In recent years, 3D hand pose estimation methods has garnered significant attention due to their extensive applications in human-computer interaction, virtual reality, and robotics. In contrast, there has been a notable gap in hand detection pipelines, posing significant challenges in constructing effective real-world multi-hand reconstruction systems. In this work, we present a data-driven pipeline for efficient multi-hand reconstruction in the wild. The proposed pipeline is composed of two components: a real-time fully convolutional hand localization and a high fidelity transformer-based 3D hand reconstruction model. To tackle the limitations of previous methods and build a robust and stable detection network, we introduce a large-scale dataset with over than 2M in-the-wild hand images with diverse lighting, illumination and occlusion conditions. Our approach outperforms previous methods in both efficiency and accuracy on popular 2D and 3D benchmarks. Finally, we showcase the effectiveness of our pipeline to achieve smooth 3D hand tracking from monocular videos, without modeling any temporal components.

WiLoR is a mutli-hand localization and reconstruction framework. Using a real-time detection and localization model, WiLoR can reconstruct multiple hands with high-fidelity.
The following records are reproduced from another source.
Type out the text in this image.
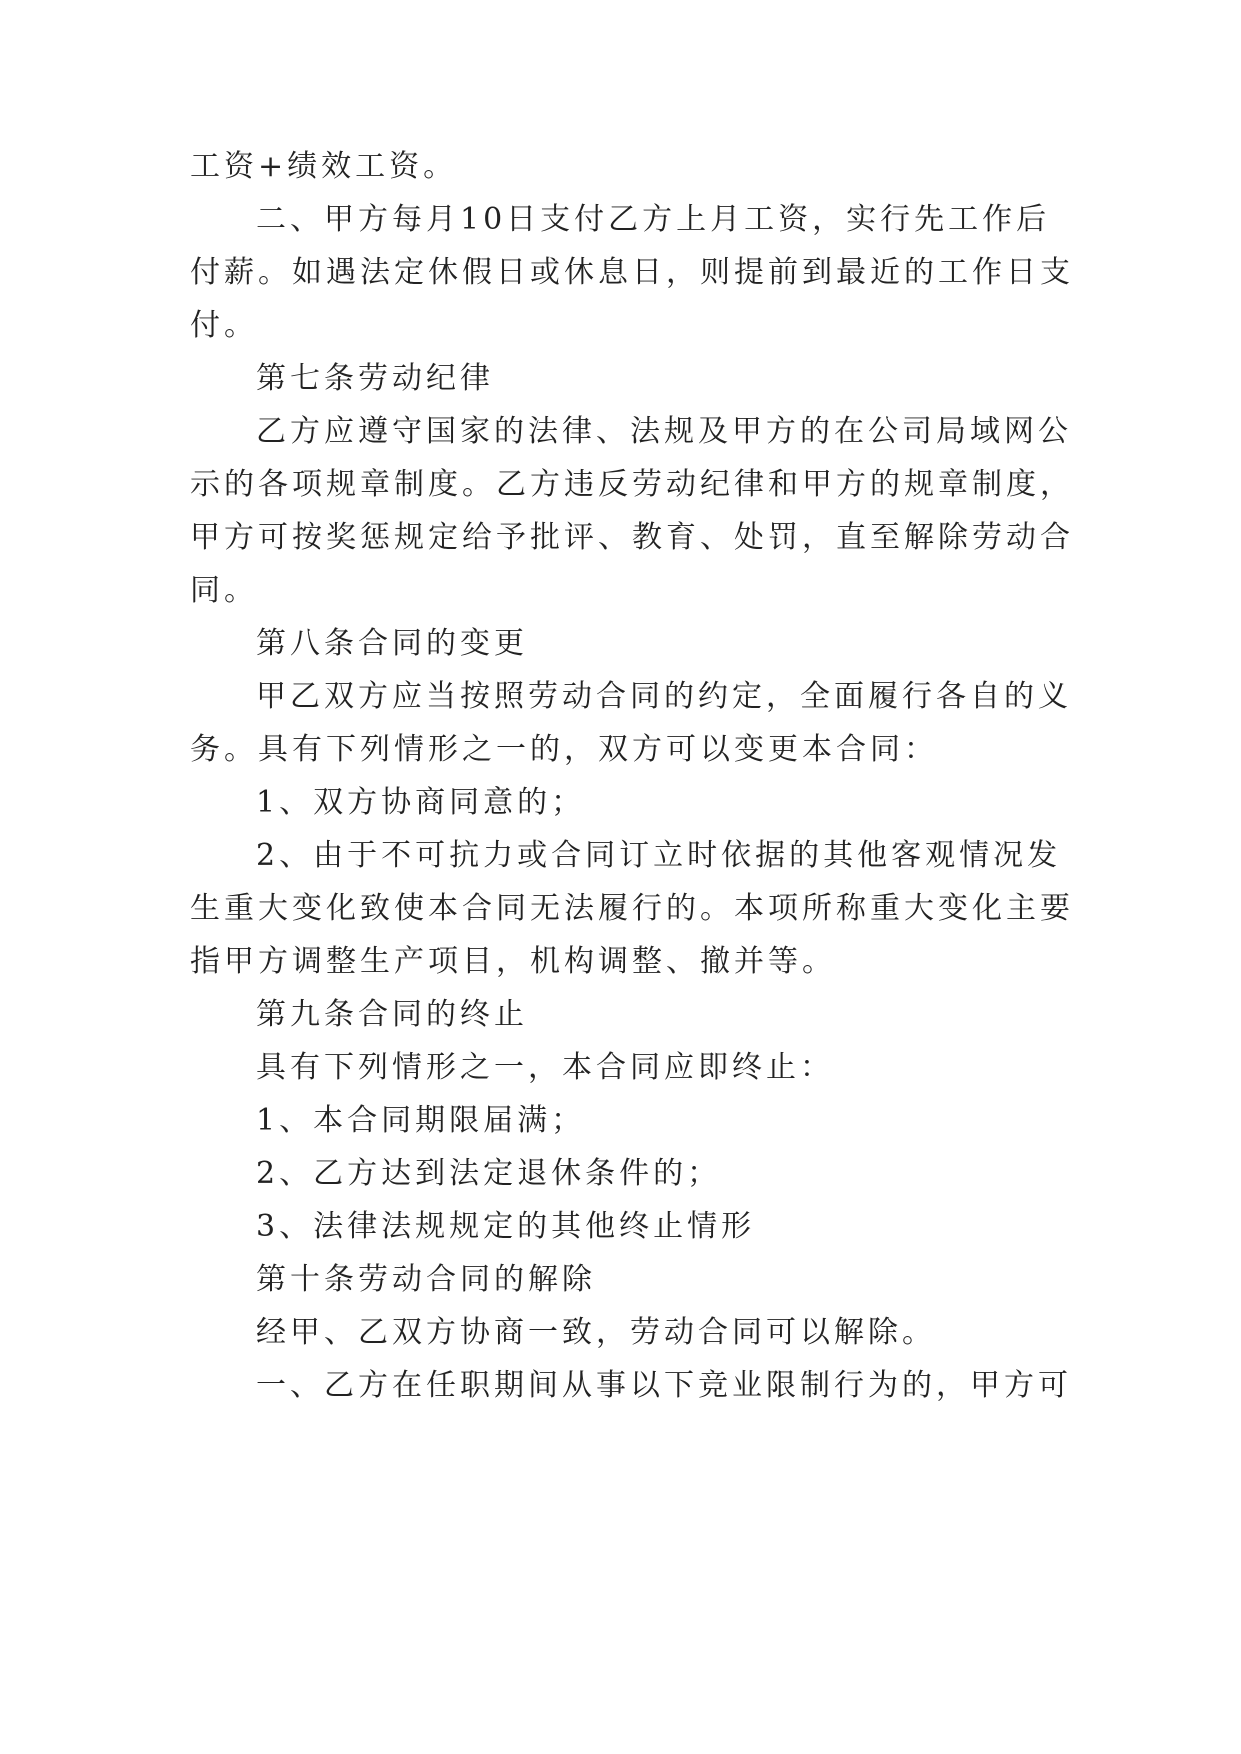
工资+绩效工资。
二、甲方每月10日支付乙方上月工资，实行先工作后
付薪。如遇法定休假日或休息日，则提前到最近的工作日支
付。
第七条劳动纪律
乙方应遵守国家的法律、法规及甲方的在公司局域网公
示的各项规章制度。乙方违反劳动纪律和甲方的规章制度，
甲方可按奖惩规定给予批评、教育、处罚，直至解除劳动合
同。
第八条合同的变更
甲乙双方应当按照劳动合同的约定，全面履行各自的义
务。具有下列情形之一的，双方可以变更本合同：
1、双方协商同意的；
2、由于不可抗力或合同订立时依据的其他客观情况发
生重大变化致使本合同无法履行的。本项所称重大变化主要
指甲方调整生产项目，机构调整、撤并等。
第九条合同的终止
具有下列情形之一，本合同应即终止：
1、本合同期限届满；
2、乙方达到法定退休条件的；
3、法律法规规定的其他终止情形
第十条劳动合同的解除
经甲、乙双方协商一致，劳动合同可以解除。
一、乙方在任职期间从事以下竞业限制行为的，甲方可
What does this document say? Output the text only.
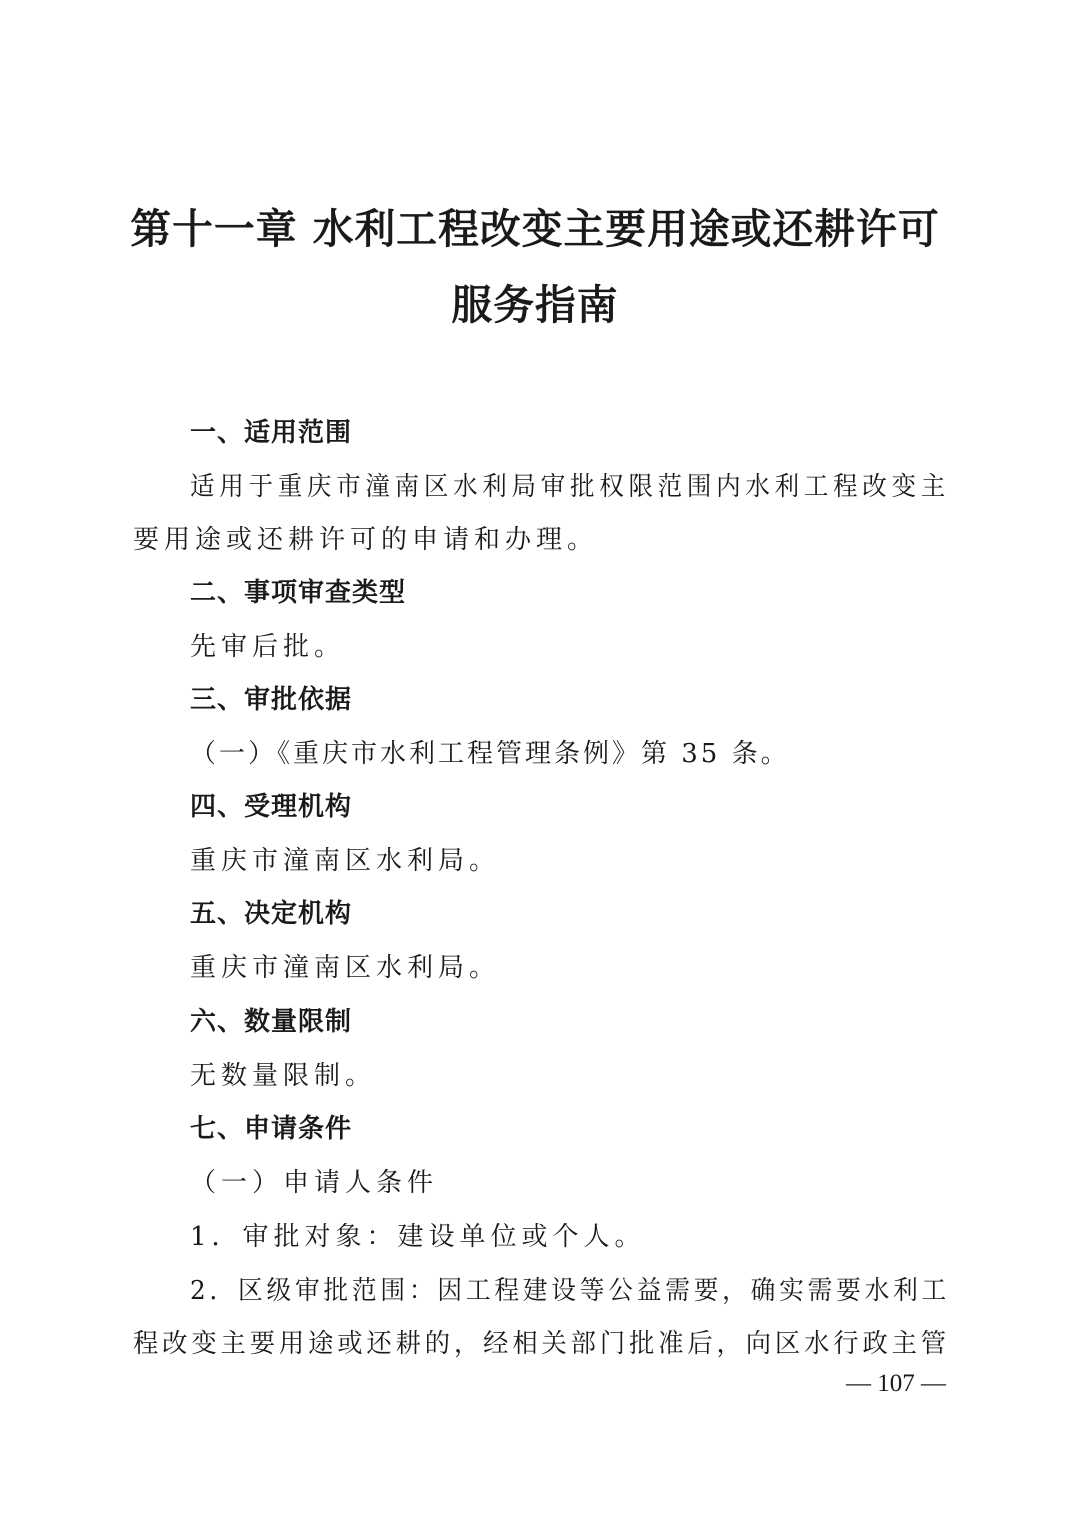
第十一章 水利工程改变主要用途或还耕许可
服务指南
一、适用范围

适用于重庆市潼南区水利局审批权限范围内水利工程改变主

要用途或还耕许可的申请和办理。

二、事项审查类型

先审后批。

三、审批依据

（一）《重庆市水利工程管理条例》第 35 条。

四、受理机构

重庆市潼南区水利局。

五、决定机构

重庆市潼南区水利局。

六、数量限制

无数量限制。

七、申请条件

（一）申请人条件

1．审批对象：建设单位或个人。

2．区级审批范围：因工程建设等公益需要，确实需要水利工

程改变主要用途或还耕的，经相关部门批准后，向区水行政主管

— 107 —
Given an image \( \mathbf{I}_h \) represented as a series of feature tokens \( \mathbf{T}_{img} \) along with a set of learnable camera tokens \( \mathbf{T}_{cam} \), pose tokens \( \mathbf{T}_{pose} \), and shape tokens \( \mathbf{T}_{shape} \), we initially predict a rough estimation of the MANO \cite{mano} and camera parameters \( \mathbf{K}_{cam} \) using a ViT backbone (light blue). The updated image tokens are then reshaped and upsampled through a series of deconvolutional layers to form a set of multi-resolution feature maps \( \{ \mathbf{F}_0, \dots, \mathbf{F}_n \} \). We then project the estimated 3D hand to the generated feature maps and sample image-aligned multi-scale features through a novel refinement module (purple) that will be used to predict pose and shape residuals \( \Delta\theta, \Delta\beta \). Using this coarse-to-fine pose estimation strategy, we facilitate image alignment and achieve better reconstruction performance.

WiLoR significantly advances state-of-the-art 3D hand pose estimation, outperforming previous methods on benchmark FreiHAND and HO3D datasets.